Şayet bu meşum darbe girişimi başarılı olsaydı senin görevin ne olacaktı diye adama sormazlar mı? Parti Tüzüğünün disiplin hükümlerine göre suç teşkil eden iş, işlem, ilişki ağı ve açıklamalar detaylarıyla değerlendirilecektir. MHP’de değişim isteyenlerin kimlere umut bağladıkları net şekilde görülmektedir. MHP’de değişim gerçekleştirmek isteyenler darbe girişimi gerçeklemeden hedefine ulaşmış olsaydı, Milliyetçi Hareket Partisi bu yapı tarafından ele geçirilmiş olsaydı, 15 Temmuz darbesinde ülkücü hareket mensupları sokağa dökülecek ve darbecilerin ekmeğine yağ sürülecek bir iç savaş çıkacaktı. Hesap edilen buydu. Ancak siyasi öngörüsüyle her zaman haklı çıkan ve 15 Temmuz darbe girişimindeki duruşuyla adını tarihe altın harflerle yazdıran Sayın Genel Başkanımız Devlet Bahçeli bu ihanet odaklarının oyunlarını boşa çıkarmıştır."

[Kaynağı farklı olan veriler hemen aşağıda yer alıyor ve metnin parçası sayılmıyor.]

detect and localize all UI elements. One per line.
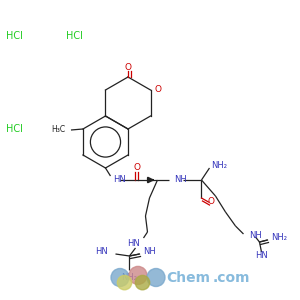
- Text: H₃C: H₃C: [51, 124, 65, 134]
- Text: HCl: HCl: [6, 31, 23, 41]
- Text: O: O: [154, 85, 161, 94]
- Text: O: O: [124, 64, 131, 73]
- Text: HN: HN: [255, 251, 268, 260]
- Text: HN: HN: [127, 239, 140, 248]
- Circle shape: [111, 268, 129, 286]
- Text: NH: NH: [250, 232, 262, 241]
- Text: NH₂: NH₂: [122, 272, 137, 281]
- Text: NH: NH: [175, 176, 187, 184]
- Text: HCl: HCl: [6, 124, 23, 134]
- Text: O: O: [134, 164, 141, 172]
- Text: HN: HN: [95, 248, 107, 256]
- Text: HN: HN: [113, 176, 126, 184]
- Text: NH: NH: [143, 248, 156, 256]
- Text: O: O: [208, 196, 215, 206]
- Circle shape: [147, 268, 165, 286]
- Text: HCl: HCl: [66, 31, 83, 41]
- Circle shape: [129, 266, 147, 284]
- Text: NH₂: NH₂: [212, 160, 227, 169]
- Text: NH₂: NH₂: [272, 233, 287, 242]
- Text: Chem: Chem: [167, 271, 211, 285]
- Text: .com: .com: [213, 271, 250, 285]
- Circle shape: [135, 275, 150, 290]
- Circle shape: [117, 275, 132, 290]
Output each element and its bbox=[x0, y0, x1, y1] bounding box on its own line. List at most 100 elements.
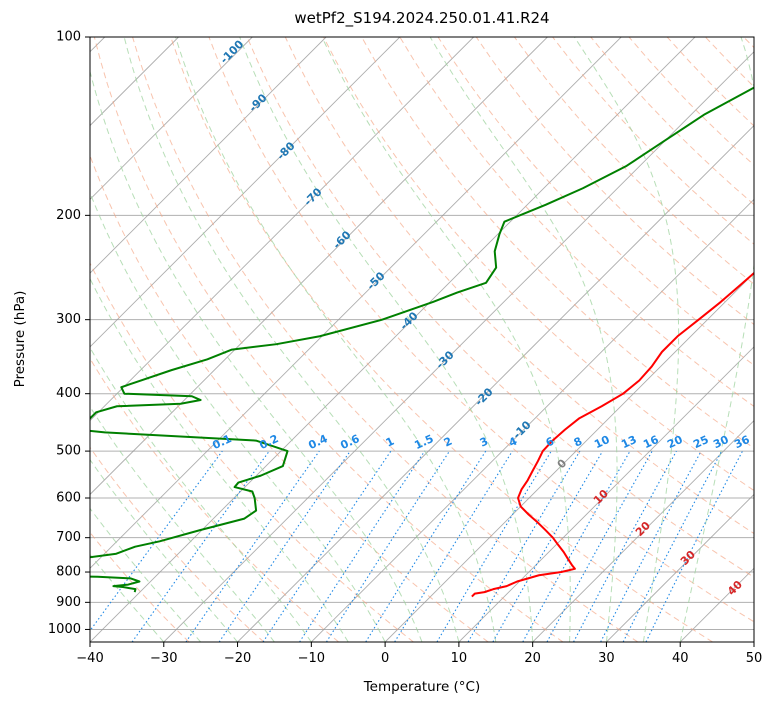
x-tick-label: 10 bbox=[451, 651, 468, 666]
isotherm-line bbox=[753, 641, 754, 642]
mixing-ratio-line bbox=[522, 450, 631, 642]
moist-adiabat-line bbox=[90, 507, 202, 642]
dry-adiabat-label: 40 bbox=[725, 578, 745, 598]
y-tick-label: 200 bbox=[56, 208, 81, 223]
y-tick-label: 800 bbox=[56, 565, 81, 580]
moist-adiabat-line bbox=[90, 191, 386, 642]
mixing-ratio-label: 10 bbox=[592, 433, 612, 451]
mixing-ratio-label: 13 bbox=[619, 433, 638, 451]
mixing-ratio-line bbox=[218, 450, 351, 642]
x-tick-label: 30 bbox=[598, 651, 615, 666]
mixing-ratio-line bbox=[299, 450, 426, 642]
y-tick-label: 700 bbox=[56, 530, 81, 545]
dry-adiabat-label: -70 bbox=[301, 185, 324, 208]
x-tick-label: 0 bbox=[381, 651, 389, 666]
moist-adiabat-line bbox=[90, 277, 349, 642]
isotherm-line bbox=[90, 37, 548, 496]
mixing-ratio-label: 0.6 bbox=[338, 432, 361, 452]
dry-adiabat-label: -100 bbox=[218, 37, 247, 66]
dry-adiabat-label: 20 bbox=[633, 519, 653, 539]
dry-adiabats bbox=[90, 37, 754, 642]
x-tick-label: −30 bbox=[150, 651, 177, 666]
moist-adiabat-line bbox=[429, 37, 618, 642]
mixing-ratio-line bbox=[645, 450, 743, 642]
moist-adiabat-line bbox=[90, 553, 165, 642]
moist-adiabat-line bbox=[321, 37, 571, 642]
x-axis: −40 −30 −20 −10 0 10 20 30 40 50 bbox=[76, 642, 762, 666]
isotherm-line bbox=[237, 124, 754, 642]
dry-adiabat-line bbox=[475, 37, 754, 326]
mixing-ratio-line bbox=[600, 450, 702, 642]
mixing-ratio-line bbox=[131, 450, 270, 642]
mixing-ratio-line bbox=[90, 450, 223, 632]
plot-frame bbox=[89, 36, 755, 643]
moist-adiabat-line bbox=[239, 37, 534, 642]
x-tick-label: 40 bbox=[672, 651, 689, 666]
mixing-ratio-line bbox=[325, 450, 450, 642]
dry-adiabat-line bbox=[399, 37, 754, 408]
dry-adiabat-line bbox=[323, 37, 754, 492]
mixing-ratio-label: 0.1 bbox=[210, 432, 233, 452]
x-tick-label: −40 bbox=[76, 651, 103, 666]
dry-adiabat-line bbox=[90, 262, 414, 642]
mixing-ratio-line bbox=[394, 450, 513, 642]
isotherm-line bbox=[532, 420, 754, 642]
dry-adiabat-line bbox=[93, 37, 564, 642]
isotherm-line bbox=[458, 346, 754, 642]
x-tick-label: −20 bbox=[224, 651, 251, 666]
y-tick-label: 1000 bbox=[48, 622, 81, 637]
mixing-ratio-line bbox=[262, 450, 392, 642]
x-tick-label: 50 bbox=[746, 651, 763, 666]
isotherm-line bbox=[90, 37, 696, 642]
mixing-ratio-label: 2 bbox=[442, 435, 454, 450]
dry-adiabat-line bbox=[743, 37, 754, 49]
temperature-line bbox=[471, 271, 754, 598]
moist-adiabat-line bbox=[90, 346, 312, 642]
isotherm-line bbox=[311, 198, 754, 642]
mixing-ratio-label: 1.5 bbox=[412, 432, 435, 452]
series-layer bbox=[90, 86, 754, 598]
moist-adiabat-line bbox=[175, 37, 497, 642]
isotherm-line bbox=[606, 493, 754, 642]
moist-adiabat-line bbox=[573, 37, 680, 642]
dry-adiabat-line bbox=[361, 37, 754, 449]
dewpoint-line bbox=[90, 86, 754, 593]
dry-adiabat-line bbox=[437, 37, 754, 366]
dry-adiabat-line bbox=[208, 37, 754, 623]
mixing-ratio-line bbox=[185, 450, 320, 642]
dry-adiabat-label: -90 bbox=[246, 91, 269, 114]
x-tick-label: −10 bbox=[298, 651, 325, 666]
chart-title: wetPf2_S194.2024.250.01.41.R24 bbox=[294, 9, 550, 27]
dry-adiabat-line bbox=[284, 37, 754, 535]
isotherm-line bbox=[384, 272, 754, 642]
dry-adiabat-line bbox=[246, 37, 754, 578]
mixing-ratio-lines bbox=[90, 450, 743, 642]
dry-adiabat-label: 30 bbox=[678, 548, 698, 568]
moist-adiabats bbox=[90, 37, 754, 642]
isotherm-line bbox=[90, 37, 327, 274]
isotherm-line bbox=[90, 37, 401, 348]
mixing-ratio-label: 30 bbox=[711, 433, 731, 451]
mixing-ratio-label: 16 bbox=[641, 433, 661, 451]
dry-adiabat-line bbox=[628, 37, 754, 166]
x-axis-label: Temperature (°C) bbox=[363, 679, 481, 695]
mixing-ratio-label: 0.2 bbox=[257, 432, 280, 452]
y-tick-label: 300 bbox=[56, 312, 81, 327]
moist-adiabat-line bbox=[90, 458, 238, 642]
y-tick-label: 500 bbox=[56, 444, 81, 459]
x-tick-label: 20 bbox=[524, 651, 541, 666]
y-axis: 100 200 300 400 500 600 700 800 900 1000 bbox=[48, 30, 90, 637]
dry-adiabat-line bbox=[90, 531, 190, 642]
mixing-ratio-label: 25 bbox=[691, 433, 710, 451]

"Milliyetçi Hareket Partisi, karanlık ve oldukça sıkıntılı dönemde devletinin ve milletinin yanında ne pahasına olursa olsun tavizsiz şekilde durmuş, hiçbir gayri meşru oluşum veya çeteleşmeye aman vermemiştir, vermeyecektir. Türkiye’nin milli ve tarihi çıkarlarını korkusuzca savunmak, darbecilerin ve her türlü teröristin karşısında azim ve kararlılıkla milli duruş sergilemek Milliyetçi Hareket Partisi’nin 47 yıllık misyonudur. Bu misyon onur ve şerefle taşınmaktadır. Milliyetçi Hareket Partisi mensubiyetinde onur duyduğu milletinin emrinde ve hizmetindedir."